Last year, several government-run tests revealed a hidden and harmful ingredient within many popular soft drinks. Found within many of the beverages was a carcinogen called benzene. In the UK, some beverages contained levels as high as 8 times benzene’s legal limit for drinking water (BBC).
After Health Canada performed a similar examination and found benzene present in 20 percent of the drinks tested, it concluded:
While…four products did have benzene levels above the guidelines for drinking water, Health Canada scientists found that exposure to benzene through these beverages does not pose a health concern. In addition, the potential exposure to benzene from beverage consumption would constitute a relatively small portion of overall lifetime exposure from other sources.
Nonetheless, Health Canada has worked with the manufacturers to address this issue and where necessary, the beverage industry has responded by reformulating products. (full report)
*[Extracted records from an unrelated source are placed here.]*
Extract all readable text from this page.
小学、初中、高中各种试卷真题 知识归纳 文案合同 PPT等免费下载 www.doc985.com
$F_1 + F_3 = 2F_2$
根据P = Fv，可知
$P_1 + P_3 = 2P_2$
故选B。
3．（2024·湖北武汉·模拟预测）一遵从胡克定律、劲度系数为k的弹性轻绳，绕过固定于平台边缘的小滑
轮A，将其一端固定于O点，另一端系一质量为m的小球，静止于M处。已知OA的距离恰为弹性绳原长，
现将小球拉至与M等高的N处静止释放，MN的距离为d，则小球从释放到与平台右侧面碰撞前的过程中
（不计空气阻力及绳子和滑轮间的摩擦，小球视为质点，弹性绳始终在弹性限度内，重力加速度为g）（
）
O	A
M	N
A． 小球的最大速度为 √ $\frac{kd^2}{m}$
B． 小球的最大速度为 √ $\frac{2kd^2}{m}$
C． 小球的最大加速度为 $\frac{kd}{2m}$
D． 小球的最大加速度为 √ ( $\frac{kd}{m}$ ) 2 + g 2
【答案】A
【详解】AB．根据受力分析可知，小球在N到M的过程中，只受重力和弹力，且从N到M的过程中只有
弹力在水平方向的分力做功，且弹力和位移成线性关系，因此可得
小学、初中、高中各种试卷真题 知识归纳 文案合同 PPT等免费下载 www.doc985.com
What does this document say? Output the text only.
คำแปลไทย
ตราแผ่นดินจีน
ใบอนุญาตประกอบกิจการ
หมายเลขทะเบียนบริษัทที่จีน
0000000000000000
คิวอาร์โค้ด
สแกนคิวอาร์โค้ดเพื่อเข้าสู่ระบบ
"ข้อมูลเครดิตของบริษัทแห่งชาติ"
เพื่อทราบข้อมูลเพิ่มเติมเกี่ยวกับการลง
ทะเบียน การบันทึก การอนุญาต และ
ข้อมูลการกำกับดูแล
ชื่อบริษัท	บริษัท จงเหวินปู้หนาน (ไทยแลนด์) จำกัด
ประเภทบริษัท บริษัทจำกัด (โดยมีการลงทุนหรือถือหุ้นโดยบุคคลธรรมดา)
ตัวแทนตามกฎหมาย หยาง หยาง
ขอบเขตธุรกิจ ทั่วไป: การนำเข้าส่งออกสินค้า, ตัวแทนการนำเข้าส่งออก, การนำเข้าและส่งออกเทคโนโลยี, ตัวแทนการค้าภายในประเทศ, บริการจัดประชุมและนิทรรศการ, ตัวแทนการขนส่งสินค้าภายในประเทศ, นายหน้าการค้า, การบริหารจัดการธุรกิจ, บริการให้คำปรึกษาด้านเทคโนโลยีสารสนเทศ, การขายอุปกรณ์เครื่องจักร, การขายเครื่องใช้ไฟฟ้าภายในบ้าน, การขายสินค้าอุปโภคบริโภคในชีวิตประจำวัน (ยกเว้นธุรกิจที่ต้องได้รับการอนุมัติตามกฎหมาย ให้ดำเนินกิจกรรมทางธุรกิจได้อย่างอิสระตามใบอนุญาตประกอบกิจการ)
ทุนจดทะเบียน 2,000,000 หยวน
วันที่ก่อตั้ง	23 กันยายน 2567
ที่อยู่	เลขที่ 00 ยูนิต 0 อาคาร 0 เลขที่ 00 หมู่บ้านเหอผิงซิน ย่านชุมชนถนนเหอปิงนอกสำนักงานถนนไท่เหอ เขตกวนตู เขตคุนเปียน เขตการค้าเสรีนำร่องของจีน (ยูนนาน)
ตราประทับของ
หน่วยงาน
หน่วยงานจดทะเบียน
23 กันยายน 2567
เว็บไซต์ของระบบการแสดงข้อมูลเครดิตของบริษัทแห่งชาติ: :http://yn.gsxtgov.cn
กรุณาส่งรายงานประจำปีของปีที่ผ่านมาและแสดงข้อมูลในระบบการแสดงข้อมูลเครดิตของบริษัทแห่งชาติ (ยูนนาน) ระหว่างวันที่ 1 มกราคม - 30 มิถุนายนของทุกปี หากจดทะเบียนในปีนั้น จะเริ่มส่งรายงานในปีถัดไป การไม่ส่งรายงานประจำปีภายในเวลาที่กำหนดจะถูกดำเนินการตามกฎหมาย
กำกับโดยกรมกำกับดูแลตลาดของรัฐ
The report also concluded that the presence of benzene in these beverages was due to the combination of the preservatives E211 (sodium benzoate) and ascorbic acid (vitamin c). While this finding led people to begin associating sodium benzoate with health risks, there was not much evidence to support any harmful effects that sodium benzoate presented on its own.
Two months after this report was released however, The Independent, a popular British newspaper, published this article revealing previously unknown health risks posed by sodium benzoate. According to the article, research done by Peter Piper, a professor of molecular biology and biotechnology at Sheffield University, found through experiments involving yeast cells that sodium benzoate damages crucial DNA located within the mitochondria, the central hub of living cells.
“These chemicals have the ability to cause severe damage to DNA in the mitochondria to the point that they totally inactivate it,” Piper told the Independent. “The mitochondria consumes oxygen to give you energy and if you damage it…then the cell starts to malfunction very seriously. And there is a whole array of diseases that are now being tied to damage to this DNA – Parkinson’s and quite a lot of neuro-degenerative diseases, but above all the whole process of ageing.”
There has been no investigation into these findings in Canada but according to a follow-up article in The Independent from July of this year, “The Food Standards Agency will be asking the Committee on Mutagenicity to consider Professor Piper’s report. This is an expert scientific committee which can provide an independent, in-depth review of this study.”
Whenever this committee decides to release its review of Professor Piper’s findings, we should know whether or not his experiments with yeast cells have similar implications for human ones. Until then it would be wise to exercise caution in respect to beverages containing sodium benzoate.